Effective listening skills are a valuable part of high school or college communication courses. Strong listening skills make it easier to understand complex concepts, remember important facts, and interact with classmates and teachers in constructive ways. Even though communication courses require talking and observation, listening is an ideal way to pick up subtle cues that might otherwise go unnoticed.
Tune Out Distractions
An important tips to develop good listening skills for communication courses is to tune out distractions. You can’t successfully remember information if you are texting, thinking about other classes, or making weekend plans. You must give the instructor, speaker, or teacher your undivided attention. Avoid being distracted by environmental factors. Ignore cars and students who are bustling on the streets or in the hallways outside your classroom, avoid side conversations with classmates, and disregard classroom noises such as the buzz of overhead lights, the hum of air conditioning units, and the rustling of paper or notebooks.

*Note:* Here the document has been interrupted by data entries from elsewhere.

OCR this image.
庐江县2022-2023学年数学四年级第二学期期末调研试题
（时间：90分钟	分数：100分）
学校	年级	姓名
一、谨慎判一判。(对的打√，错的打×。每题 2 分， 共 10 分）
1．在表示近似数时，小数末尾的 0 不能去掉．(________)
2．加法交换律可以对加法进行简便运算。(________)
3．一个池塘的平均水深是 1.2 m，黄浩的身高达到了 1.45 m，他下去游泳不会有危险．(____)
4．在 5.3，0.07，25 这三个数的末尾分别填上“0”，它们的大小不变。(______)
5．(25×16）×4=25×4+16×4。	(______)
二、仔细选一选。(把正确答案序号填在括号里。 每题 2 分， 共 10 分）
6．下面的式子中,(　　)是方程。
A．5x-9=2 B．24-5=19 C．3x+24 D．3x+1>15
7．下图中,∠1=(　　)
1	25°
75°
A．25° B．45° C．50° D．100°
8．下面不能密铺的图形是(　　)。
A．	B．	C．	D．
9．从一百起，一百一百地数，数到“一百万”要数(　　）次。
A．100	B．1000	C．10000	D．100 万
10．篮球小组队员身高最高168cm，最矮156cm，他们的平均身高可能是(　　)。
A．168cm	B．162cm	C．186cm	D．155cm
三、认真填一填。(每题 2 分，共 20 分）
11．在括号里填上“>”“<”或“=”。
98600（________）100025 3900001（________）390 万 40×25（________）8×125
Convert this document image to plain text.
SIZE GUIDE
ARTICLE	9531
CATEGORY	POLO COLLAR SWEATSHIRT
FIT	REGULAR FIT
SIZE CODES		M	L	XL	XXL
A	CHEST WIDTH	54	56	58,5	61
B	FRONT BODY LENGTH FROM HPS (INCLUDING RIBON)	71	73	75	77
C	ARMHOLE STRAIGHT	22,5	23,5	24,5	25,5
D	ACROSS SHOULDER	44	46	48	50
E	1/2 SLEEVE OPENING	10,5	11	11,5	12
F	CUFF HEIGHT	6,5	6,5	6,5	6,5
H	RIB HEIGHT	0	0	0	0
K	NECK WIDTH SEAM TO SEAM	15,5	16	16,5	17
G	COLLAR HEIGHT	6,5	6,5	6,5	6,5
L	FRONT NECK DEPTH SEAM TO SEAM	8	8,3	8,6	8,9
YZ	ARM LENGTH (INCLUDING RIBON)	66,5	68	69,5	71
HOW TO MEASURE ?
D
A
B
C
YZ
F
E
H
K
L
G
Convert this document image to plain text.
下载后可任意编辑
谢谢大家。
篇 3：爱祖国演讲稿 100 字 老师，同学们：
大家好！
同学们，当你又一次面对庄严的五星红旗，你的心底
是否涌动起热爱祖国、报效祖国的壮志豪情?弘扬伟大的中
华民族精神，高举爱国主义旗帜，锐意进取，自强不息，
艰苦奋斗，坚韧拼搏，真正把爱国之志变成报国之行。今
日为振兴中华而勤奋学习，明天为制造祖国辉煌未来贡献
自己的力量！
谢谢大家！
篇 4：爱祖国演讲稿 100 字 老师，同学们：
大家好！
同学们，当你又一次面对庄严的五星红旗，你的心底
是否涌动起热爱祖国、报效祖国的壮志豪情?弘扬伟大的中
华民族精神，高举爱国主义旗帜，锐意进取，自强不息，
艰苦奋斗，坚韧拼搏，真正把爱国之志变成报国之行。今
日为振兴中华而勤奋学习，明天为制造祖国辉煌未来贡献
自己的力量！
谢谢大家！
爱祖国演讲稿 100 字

A positive listening exercise is to demonstrate affirmation. You want your instructor and classmates to feel that they are important and worthy of your attention. Eye contact is an ideal way to show your interest and approval. You might nod positively and smile or lean forward in your seat so the speaker feels a connection with you. Eye contact and other positive, nonverbal cues also reduce the likelihood that you’ll get distracted by outside factors.
Practice Active Listening
Effective listening skills require active listening. Active listening requires a conscious effort to hear the words that another person is saying and understand the complete message that is being sent. You can practice active listening by acknowledging everything your teacher or classmate says before crafting a response. You might jot down relevant questions that you plan to ask once the teacher opens the topic for discussion. Polite listeners don’t interrupt when someone is speaking, and they avoid making judgments or comments that could be viewed as offensive, rude, or disrespectful.
A beneficial listening technique is to paraphrase what your professors or classmates say. Paraphrasing forces you to listen intently so you can repeat back in your own words exactly what the person said. This listening practice helps you verify that the message was received correctly. When you paraphrase, you can’t speculate, anticipate what the speaker will say next, or give your personal opinion. You simply restate the information to confirm its accuracy and cement the material in your mind.